10. UE (Electoral Union), a new coalition that has nothing to do with the now disbanded Renamo-Electoral Union, which was the opposition force in parliament for the past ten years. 11. UPM (Mozambique Patriotic Union). Unknown and untried.

12. PUMILD (United Party of Mozambicans for Democratic Freedom). Unheard of before July.

13. MPD (Patriotic Movement for Democracy). Another new party that has sprung into existence for this year's elections.

14. UDM (Union of Mozambican Democrats). This new party openly boasts that it wants to tear up the Mozambican constitution, abolish the separation between church and state, and institute a government based on "divine law".

15. PPLM (Liberal Progressive Party of Mozambique). This party announced it would stand in the 1994 elections, took 50,000 US dollars from a UN trust fund set up to assist parties in that campaign, and then did not run a single candidate.

The seven groups which stood in 2004 thus won slightly more than 100,000 votes between them. The total size of the Mozambican electorate is 9.8 million.
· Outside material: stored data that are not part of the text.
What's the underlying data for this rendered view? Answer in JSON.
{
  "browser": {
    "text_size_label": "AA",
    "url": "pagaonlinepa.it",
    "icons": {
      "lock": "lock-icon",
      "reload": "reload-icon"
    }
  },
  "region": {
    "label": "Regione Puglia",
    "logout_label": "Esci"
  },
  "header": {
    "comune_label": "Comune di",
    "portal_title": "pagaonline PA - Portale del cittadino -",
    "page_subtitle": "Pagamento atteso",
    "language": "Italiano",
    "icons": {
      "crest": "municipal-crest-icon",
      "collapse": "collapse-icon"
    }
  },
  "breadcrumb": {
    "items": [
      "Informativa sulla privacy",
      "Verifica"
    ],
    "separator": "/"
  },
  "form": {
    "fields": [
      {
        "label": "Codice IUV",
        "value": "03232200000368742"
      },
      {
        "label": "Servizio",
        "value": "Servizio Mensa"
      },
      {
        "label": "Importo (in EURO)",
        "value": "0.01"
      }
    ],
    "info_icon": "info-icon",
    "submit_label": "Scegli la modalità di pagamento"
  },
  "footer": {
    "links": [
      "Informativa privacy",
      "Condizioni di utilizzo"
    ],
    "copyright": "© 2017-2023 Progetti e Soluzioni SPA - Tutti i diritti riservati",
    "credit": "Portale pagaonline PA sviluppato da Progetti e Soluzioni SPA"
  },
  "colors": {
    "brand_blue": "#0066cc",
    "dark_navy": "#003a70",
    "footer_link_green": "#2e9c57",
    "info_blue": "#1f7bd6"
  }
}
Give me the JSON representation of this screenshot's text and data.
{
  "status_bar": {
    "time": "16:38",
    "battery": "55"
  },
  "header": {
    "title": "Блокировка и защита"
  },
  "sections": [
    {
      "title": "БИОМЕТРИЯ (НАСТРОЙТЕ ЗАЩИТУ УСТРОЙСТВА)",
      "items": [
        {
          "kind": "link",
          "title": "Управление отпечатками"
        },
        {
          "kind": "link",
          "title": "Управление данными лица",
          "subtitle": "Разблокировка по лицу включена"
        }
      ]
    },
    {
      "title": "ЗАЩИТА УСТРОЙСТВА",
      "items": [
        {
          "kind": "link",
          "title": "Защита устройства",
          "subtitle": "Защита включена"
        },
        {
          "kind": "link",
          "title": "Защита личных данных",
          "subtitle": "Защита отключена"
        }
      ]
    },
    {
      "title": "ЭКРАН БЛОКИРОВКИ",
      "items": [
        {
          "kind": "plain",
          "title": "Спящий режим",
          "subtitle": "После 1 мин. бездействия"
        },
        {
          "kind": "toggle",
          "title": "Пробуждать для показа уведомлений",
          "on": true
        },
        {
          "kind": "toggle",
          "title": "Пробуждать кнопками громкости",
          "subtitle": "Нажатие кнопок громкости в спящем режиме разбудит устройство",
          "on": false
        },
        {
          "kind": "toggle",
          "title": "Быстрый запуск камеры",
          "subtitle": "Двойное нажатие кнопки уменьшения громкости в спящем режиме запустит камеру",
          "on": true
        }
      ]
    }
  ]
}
The statement from the parties also claims that the rulings from the Constitutional Council are "political", and that "an outside hand" dictated their exclusion from the elections.

At no point does this statement deal with the issues of substance raised by the CNE and by the Council - namely that the parties presented incomplete lists with names of candidates (dozens of candidates in some cases) that were not accompanied by any of the necessary documents.